Boz Scaggs "Silk Degrees" [1976]

A 70s session-hack nightmare felony if ever there was one, "Silk Degrees" is when Boz Scaggs oozed out of side-musician obscurity with his disgusting "Theme from Love Boat"-meets-crossover-Glen Campbell album featuring the chart-reading shitheads who would later form the godawful Toto. Singing exactly like Kermit the Frog in a smoking jacket, this clown ("Boz" must be short for "Bozo") transforms himself from a poor man's Lowell George into the glitziest, grossest pop-meister douchebag on the planet not named Elton John. As such, the album's skating-rink horns and strings production became the horrid primary-color palate for late-70s ABC TV. This necessarily constitutes not only "Silk Degrees" as one of the most notable abominations in a decade that already had far too many, but Boz himself as the runner-up to biggest sell-out of the century behind Rod Stewart.
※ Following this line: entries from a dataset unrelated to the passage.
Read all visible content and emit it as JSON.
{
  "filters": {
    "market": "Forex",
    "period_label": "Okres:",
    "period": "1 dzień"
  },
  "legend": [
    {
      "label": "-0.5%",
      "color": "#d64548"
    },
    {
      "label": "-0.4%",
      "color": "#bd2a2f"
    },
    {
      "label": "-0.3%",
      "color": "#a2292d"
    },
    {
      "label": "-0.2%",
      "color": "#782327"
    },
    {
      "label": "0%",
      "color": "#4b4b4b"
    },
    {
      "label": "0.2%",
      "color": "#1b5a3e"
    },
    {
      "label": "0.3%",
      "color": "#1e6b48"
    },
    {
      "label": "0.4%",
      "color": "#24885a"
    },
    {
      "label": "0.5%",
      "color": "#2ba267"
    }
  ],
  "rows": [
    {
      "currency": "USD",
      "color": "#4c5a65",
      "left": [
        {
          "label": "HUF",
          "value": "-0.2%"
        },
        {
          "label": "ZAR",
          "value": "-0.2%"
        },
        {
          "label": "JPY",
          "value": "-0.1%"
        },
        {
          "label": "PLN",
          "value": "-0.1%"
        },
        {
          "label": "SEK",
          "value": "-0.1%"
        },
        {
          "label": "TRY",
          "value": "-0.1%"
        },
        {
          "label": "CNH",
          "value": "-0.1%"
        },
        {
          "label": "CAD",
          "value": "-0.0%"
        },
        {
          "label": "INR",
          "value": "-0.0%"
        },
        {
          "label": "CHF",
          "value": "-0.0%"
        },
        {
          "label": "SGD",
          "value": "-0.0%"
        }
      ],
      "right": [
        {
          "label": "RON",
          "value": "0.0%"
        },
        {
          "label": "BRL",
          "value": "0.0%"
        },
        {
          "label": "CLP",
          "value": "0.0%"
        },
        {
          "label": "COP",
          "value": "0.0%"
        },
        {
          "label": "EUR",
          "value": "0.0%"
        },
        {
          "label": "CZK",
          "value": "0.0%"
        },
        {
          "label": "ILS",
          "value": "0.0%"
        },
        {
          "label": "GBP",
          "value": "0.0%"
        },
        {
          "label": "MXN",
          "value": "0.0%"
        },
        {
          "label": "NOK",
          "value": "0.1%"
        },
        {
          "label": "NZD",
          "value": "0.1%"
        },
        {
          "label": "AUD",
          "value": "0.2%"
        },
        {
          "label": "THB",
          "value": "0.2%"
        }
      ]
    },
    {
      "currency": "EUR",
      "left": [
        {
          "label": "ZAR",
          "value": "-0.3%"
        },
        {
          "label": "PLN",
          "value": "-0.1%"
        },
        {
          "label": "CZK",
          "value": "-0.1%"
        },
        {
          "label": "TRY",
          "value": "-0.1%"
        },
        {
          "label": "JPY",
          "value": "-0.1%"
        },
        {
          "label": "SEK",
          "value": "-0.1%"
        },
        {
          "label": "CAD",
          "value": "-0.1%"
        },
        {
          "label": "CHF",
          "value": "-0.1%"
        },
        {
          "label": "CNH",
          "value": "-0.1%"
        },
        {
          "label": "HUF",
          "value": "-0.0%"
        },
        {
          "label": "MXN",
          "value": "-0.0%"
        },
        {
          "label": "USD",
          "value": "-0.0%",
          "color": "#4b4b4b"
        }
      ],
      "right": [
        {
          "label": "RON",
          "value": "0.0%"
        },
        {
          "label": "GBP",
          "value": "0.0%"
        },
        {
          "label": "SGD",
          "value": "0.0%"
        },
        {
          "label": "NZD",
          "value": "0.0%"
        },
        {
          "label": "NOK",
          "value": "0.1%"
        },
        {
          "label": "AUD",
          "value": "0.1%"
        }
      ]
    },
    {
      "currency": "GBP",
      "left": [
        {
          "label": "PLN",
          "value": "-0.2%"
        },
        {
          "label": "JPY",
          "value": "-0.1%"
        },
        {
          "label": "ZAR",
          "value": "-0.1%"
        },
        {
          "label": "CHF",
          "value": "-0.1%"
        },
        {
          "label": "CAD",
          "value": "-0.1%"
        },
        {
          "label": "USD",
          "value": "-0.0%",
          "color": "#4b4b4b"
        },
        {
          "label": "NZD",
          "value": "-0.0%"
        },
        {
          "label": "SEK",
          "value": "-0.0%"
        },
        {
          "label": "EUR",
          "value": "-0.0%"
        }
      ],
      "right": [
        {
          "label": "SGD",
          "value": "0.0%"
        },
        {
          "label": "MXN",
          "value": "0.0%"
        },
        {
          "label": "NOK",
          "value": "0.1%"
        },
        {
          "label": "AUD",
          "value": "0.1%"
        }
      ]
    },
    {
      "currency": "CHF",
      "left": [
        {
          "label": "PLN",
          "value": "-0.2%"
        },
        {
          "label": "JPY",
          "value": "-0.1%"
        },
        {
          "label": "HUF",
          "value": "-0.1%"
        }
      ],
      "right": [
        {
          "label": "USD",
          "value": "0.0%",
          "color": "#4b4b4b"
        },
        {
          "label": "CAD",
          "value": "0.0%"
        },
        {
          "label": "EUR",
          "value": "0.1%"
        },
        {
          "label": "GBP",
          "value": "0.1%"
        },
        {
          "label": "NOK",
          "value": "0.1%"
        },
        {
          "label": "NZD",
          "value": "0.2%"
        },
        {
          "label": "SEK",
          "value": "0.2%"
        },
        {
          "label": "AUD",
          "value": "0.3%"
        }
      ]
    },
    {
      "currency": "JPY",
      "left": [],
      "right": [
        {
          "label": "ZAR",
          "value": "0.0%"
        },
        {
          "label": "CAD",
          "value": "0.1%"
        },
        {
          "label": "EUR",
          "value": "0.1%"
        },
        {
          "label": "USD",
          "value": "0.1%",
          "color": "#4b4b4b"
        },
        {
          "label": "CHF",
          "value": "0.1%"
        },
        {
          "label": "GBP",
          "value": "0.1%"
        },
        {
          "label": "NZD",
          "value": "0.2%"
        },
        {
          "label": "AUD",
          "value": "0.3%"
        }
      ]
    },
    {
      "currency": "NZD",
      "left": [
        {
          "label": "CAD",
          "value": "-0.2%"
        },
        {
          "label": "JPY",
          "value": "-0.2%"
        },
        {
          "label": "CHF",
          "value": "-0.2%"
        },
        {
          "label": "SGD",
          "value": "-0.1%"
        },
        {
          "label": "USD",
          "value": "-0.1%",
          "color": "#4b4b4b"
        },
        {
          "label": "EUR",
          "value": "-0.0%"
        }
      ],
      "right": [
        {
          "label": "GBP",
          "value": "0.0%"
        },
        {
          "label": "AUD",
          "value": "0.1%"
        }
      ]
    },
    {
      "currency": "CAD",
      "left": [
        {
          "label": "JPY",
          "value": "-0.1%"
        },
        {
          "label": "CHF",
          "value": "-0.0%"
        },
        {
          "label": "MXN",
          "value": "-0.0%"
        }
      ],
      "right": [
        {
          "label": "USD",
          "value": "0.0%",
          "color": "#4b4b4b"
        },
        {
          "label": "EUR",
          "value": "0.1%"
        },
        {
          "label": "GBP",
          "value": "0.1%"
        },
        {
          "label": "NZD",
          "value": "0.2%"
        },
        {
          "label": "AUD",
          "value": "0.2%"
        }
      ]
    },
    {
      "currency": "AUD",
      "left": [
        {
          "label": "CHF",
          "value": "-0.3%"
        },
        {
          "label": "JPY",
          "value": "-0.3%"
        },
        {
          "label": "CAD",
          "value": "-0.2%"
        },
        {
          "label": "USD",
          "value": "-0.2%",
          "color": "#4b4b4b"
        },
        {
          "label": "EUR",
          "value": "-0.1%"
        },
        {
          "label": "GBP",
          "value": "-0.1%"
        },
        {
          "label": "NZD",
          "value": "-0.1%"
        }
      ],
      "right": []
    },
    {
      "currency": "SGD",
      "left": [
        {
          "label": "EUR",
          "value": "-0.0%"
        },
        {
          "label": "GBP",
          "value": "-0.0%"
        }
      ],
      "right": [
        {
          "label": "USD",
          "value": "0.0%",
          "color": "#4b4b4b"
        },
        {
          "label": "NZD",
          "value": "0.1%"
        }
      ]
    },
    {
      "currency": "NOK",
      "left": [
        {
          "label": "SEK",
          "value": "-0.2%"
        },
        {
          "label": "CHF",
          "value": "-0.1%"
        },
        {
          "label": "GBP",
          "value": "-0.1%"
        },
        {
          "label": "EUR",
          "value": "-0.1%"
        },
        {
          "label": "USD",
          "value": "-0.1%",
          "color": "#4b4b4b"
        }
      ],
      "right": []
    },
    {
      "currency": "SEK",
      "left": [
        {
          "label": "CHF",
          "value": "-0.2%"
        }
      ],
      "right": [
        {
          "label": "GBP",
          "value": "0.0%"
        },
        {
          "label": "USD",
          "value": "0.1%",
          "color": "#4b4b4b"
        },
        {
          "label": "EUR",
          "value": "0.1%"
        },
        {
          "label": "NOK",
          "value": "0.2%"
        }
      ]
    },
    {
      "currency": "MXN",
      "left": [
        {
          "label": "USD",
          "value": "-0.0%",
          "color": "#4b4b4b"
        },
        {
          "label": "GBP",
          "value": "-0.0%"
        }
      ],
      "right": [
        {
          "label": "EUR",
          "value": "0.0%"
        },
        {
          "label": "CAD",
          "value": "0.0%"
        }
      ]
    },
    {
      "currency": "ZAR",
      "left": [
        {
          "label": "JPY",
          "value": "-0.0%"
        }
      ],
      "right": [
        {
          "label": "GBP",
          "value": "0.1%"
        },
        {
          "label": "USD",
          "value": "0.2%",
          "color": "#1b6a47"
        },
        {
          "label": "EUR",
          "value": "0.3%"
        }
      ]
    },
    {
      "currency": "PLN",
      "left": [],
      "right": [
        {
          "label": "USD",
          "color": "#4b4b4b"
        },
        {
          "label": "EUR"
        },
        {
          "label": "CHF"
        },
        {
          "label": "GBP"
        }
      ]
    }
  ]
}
What should have been an hysterical but obscure joke on the music biz became, instead, the force behind future Debby Boone hits, Diane Warren's entire catalog and Kid Creole & the Coconuts. How he was able to live with himself after infecting the entire landscape with his scumbag phoniness I can only guess, though I'm sure the high-quality drugs he was now able to afford had a lot to do with it. I dare you to listen to his version of "We're All Alone" and tell me with a straight face he didn't single-handedly ruin the entire decade.